Beware: Facebook can hurt your reputation and wallet

A football fan is plucked from the World Cup audience, handed a modelling contract and gets 2m views on YouTube – but it is all taken away after photos emerge of her hunting big game in Africa. When will people learn that social media can bite back?

Belgium World Cup fan Axelle Despiegelaere and a photo taken from her Facebook page of her hunting
Belgium World Cup fan Axelle Despiegelaere and a photo taken from her Facebook page of her hunting Credit: Photo: Getty Images/Facebook

When 17-year-old Axelle Despiegelaere went to support her native Belgium at the World Cup she wasn't expecting it to lead to a job offer. But a long-distance photo of her went viral on Twitter, where she was labelled the "most beautiful" fan in Brazil, and L'Oreal came knocking with a modelling contract.

The competition is not even over and the company has already shot a video where Axelle is doused in its products, uploaded it to YouTube and received over two million hits. Such is the speed at which marketing now works.

But the flame that burns twice as bright burns half as long: Axelle's fledgling modelling career is already finished, after images of her posing next to dead animals on the African savannah with a rifle and a smile as big as she wore at the football.

She defended her actions, sort of, by posting: "Hunting is not a matter of life or death. It's much more important than that." But Twitter and Facebook have been alight with criticism from animal rights campaigners.

Now, L’Oréal Professionnel Belgium has not said explicitly that it dropped her because of those images, but it told The Independent that it had simply "collaborated with her on an ad hoc basis to produce a video for social media use in Belgium. The contract has now been completed.”

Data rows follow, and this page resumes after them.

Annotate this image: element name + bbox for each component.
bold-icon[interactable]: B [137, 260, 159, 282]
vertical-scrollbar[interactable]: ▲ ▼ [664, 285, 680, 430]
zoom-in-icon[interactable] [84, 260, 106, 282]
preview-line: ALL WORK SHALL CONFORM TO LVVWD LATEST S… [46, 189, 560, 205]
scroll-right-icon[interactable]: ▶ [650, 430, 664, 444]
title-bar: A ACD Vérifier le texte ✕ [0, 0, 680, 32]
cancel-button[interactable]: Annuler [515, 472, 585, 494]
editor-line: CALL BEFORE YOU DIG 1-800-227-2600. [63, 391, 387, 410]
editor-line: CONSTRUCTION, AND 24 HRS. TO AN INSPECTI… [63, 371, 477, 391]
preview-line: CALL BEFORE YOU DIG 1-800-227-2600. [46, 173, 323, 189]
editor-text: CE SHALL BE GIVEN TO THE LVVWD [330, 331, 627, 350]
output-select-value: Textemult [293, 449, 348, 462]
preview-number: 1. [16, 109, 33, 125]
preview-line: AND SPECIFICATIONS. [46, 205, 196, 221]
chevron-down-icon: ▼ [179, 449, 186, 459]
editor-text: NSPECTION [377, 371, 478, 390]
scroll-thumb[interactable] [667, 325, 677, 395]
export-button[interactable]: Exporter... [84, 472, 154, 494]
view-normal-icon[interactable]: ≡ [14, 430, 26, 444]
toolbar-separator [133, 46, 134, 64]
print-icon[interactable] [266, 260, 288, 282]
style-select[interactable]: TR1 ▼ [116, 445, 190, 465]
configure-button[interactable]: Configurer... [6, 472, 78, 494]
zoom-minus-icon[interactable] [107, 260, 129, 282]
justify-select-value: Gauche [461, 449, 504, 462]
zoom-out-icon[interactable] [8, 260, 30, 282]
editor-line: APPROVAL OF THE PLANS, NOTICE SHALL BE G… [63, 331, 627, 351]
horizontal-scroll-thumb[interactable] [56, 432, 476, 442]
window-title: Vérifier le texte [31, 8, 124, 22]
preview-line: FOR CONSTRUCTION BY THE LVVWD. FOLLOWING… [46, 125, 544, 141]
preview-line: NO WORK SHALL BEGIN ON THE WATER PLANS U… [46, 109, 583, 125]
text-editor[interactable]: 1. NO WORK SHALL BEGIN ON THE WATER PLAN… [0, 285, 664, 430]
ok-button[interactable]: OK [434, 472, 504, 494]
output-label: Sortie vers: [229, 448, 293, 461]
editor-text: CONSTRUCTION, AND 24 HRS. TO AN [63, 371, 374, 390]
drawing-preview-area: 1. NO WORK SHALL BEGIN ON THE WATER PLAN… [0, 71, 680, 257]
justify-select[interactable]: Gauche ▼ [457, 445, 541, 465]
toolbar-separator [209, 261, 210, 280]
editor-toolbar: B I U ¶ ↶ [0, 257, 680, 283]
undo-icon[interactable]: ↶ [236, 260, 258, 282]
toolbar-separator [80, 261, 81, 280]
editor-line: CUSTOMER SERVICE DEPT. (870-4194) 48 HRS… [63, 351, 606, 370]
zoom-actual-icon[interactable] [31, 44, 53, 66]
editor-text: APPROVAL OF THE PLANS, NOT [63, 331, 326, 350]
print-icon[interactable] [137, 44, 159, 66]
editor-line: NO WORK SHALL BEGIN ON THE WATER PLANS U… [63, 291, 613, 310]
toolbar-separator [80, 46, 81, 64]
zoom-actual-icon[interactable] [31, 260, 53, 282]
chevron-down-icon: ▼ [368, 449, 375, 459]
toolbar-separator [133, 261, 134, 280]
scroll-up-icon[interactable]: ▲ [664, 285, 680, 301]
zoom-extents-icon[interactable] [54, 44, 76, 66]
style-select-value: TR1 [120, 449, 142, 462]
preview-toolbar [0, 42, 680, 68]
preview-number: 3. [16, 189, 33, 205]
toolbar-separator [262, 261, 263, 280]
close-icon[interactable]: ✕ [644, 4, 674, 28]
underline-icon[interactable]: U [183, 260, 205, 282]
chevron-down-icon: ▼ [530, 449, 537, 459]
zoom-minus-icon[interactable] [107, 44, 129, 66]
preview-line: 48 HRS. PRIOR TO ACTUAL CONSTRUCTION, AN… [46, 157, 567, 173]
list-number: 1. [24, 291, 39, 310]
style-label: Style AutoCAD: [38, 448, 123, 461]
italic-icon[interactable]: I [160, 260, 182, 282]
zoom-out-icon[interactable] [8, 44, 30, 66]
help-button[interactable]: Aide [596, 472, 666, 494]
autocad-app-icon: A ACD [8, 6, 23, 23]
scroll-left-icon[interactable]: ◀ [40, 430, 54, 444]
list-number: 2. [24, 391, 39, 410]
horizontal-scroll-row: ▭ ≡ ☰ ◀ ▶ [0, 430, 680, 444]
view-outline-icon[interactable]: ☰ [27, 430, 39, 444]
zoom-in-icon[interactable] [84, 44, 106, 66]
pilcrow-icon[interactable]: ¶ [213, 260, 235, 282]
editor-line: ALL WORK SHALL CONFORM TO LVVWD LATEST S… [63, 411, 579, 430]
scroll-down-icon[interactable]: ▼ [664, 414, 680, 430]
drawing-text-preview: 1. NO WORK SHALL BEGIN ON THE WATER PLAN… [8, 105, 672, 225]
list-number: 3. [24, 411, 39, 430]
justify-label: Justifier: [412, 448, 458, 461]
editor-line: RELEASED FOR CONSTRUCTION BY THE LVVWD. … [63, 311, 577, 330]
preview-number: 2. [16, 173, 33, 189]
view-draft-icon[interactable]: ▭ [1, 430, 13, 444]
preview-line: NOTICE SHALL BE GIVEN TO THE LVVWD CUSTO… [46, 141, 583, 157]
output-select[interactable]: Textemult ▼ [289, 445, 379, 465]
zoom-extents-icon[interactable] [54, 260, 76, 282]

If the pictures played a part in that decision – and it seems strange that L'Oreal would rush to sign her up and then drop her so soon after such a successful video – it would be far from the first case of someone losing work over an online indiscretion. In fact, it's become a common cause of dismissals.

Even a cursory search of The Telegraph's website turns up the woman who complained that she "hated her job" and called her boss "pervy", forgetting that she had added him as a friend and that her posts were therefore visible to him. Another office worker was fired for calling her job "boring". Waitrose fired a worker for writing "F**k the Partnership" on his Facebook page, referring to the trust which owns John Lewis and the supermarket.

And many employers will be proactive and vet potential workers online before they are even interviewed. This means that your Facebook page could not only cost you your job, but stop you landing it in the first place.

Think back to your last interview: was there a candidate with more experience, confidence or talent – or did HR just find that picture of you leant over a toilet cistern in a dodgy Soho pub with a rolled-up £20 note?

A 2010 report from Microsoft said that social media checks were already as important in the job selection process as a CV or interview. Some 70 per cent of HR managers at the top 100 companies in the UK, US, Germany and France said that they had rejected candidates because of their online behaviour.

And protecting your account offers little protection. Research shows that the average 22-year-old Briton has over 1,000 Facebook friends. Do they really know and trust all of those people? Embarrassing content has an unfortunate habit of spreading, regardless of barriers put in the way.

This latest social media faux pas shows that teenagers have still not learned the lesson that your behaviour online casts a permanent shadow which can have serious repercussions. Either that, or it shows that some people don't see anything wrong with using a technological advantage to track and kill animals for fun. I'm not sure which is most depressing.